NOTE: Dell recommends that you do not use a network connection to seed the base data. Initial seeding involves potentially very large amounts of data, which could overwhelm a typical WAN connection. For example, if the seed data measures 10 GB and the WAN link transfers 24 Mbps, the transfer could take more than 40 days to complete. Because large amounts of data need to be copied to the portable storage device, Dell recommends that you use an eSATA, USB 3.0, or other high-speed connection to the portable storage device.
The data in the seeding archive is compressed, encrypted, and deduplicated. If the total size of the archive is larger than the space available on the removable media, the archive can span across multiple devices based on the available space on the media. During the seeding process, the incremental recovery points are replicated to the target site. After the target core consumes the seeding archive, the newly replicated incremental recovery points automatically synchronize.
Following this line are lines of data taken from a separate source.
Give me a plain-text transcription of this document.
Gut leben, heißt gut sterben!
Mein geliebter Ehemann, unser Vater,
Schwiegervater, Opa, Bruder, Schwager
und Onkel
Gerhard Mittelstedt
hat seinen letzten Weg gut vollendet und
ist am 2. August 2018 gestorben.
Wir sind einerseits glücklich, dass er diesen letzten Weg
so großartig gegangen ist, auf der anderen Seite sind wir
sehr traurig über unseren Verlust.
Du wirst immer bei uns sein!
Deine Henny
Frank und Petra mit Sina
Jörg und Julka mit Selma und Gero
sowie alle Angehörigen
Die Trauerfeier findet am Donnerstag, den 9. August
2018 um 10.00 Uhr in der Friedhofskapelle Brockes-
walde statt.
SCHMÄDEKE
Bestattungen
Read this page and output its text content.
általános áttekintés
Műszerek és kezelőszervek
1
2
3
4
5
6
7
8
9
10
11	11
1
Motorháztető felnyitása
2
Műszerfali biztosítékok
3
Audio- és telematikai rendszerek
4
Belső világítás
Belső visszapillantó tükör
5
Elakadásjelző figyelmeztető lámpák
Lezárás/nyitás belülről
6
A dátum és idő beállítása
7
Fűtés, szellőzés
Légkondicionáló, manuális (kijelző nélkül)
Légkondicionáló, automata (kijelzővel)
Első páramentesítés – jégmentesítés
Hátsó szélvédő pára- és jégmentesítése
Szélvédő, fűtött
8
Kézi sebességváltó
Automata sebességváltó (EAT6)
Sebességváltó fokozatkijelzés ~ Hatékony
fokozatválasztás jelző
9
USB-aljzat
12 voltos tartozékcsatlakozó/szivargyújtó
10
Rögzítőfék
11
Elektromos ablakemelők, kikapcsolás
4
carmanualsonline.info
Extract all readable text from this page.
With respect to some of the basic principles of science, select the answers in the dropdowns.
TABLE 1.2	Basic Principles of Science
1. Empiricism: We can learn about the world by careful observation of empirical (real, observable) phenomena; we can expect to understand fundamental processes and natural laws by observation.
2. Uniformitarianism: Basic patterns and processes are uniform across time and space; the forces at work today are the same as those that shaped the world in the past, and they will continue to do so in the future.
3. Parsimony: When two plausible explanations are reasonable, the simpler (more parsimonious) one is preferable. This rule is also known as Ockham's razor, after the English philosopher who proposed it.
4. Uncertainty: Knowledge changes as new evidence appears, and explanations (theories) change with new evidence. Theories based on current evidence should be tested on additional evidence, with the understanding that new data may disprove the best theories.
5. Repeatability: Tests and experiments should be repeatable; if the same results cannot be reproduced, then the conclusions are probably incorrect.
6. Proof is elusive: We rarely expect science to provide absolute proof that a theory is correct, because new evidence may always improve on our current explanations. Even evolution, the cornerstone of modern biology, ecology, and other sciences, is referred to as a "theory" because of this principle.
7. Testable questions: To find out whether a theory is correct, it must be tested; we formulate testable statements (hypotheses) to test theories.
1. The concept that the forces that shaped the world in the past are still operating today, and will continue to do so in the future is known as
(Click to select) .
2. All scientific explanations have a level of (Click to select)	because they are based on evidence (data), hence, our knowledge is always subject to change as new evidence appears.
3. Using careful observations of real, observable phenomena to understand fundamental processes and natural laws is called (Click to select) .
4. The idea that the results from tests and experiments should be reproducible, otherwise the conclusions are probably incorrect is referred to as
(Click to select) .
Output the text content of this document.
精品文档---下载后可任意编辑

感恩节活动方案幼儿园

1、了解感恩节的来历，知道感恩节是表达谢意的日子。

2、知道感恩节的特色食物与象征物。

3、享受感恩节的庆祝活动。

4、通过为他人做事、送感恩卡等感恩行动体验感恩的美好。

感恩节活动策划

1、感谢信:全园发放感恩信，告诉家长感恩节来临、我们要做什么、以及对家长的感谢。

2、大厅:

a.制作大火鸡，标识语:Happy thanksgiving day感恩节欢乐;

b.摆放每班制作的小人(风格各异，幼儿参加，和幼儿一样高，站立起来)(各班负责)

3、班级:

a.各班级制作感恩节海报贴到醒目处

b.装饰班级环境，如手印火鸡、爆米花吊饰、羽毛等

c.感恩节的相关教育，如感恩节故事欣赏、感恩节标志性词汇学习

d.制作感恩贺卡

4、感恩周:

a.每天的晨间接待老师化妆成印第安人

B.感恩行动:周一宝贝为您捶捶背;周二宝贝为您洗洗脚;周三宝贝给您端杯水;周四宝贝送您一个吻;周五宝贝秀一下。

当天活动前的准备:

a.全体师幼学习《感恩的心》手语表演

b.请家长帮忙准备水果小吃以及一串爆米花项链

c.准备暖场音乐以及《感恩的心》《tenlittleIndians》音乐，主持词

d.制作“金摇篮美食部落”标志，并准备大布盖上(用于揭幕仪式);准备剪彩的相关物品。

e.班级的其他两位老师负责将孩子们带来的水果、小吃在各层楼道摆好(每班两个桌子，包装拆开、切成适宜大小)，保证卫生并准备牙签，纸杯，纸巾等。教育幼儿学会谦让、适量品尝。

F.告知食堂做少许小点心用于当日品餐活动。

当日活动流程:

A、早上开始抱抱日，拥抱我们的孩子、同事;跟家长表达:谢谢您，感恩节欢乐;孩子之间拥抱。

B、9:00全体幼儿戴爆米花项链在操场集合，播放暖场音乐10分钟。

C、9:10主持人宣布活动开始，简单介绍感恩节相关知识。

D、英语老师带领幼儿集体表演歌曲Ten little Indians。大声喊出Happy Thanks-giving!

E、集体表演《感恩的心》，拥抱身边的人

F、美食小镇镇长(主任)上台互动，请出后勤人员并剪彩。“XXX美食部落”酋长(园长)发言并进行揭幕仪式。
Seeding is a two-part process (also known as copy-consume):
The first part involves copying, which is the writing of the initial replicated data to a removable media source. Copying duplicates all of the existing recovery points from the source core to a local removable storage device such as a USB drive. After copying is complete, you must then transport the drive from the source core location to the remote target core location.
The second part is consuming, which occurs when a target core receives the transported drive and copies the replicated data to the repository. The target core then consumes the recovery points and uses them to form replicated agents.
NOTE: While replication of incremental snapshots can occur between the source and target cores before seeding is complete, the replicated snapshots transmitted from the source to the target will remain “orphaned” until the initial data is consumed, and they are combined with the replicated base images.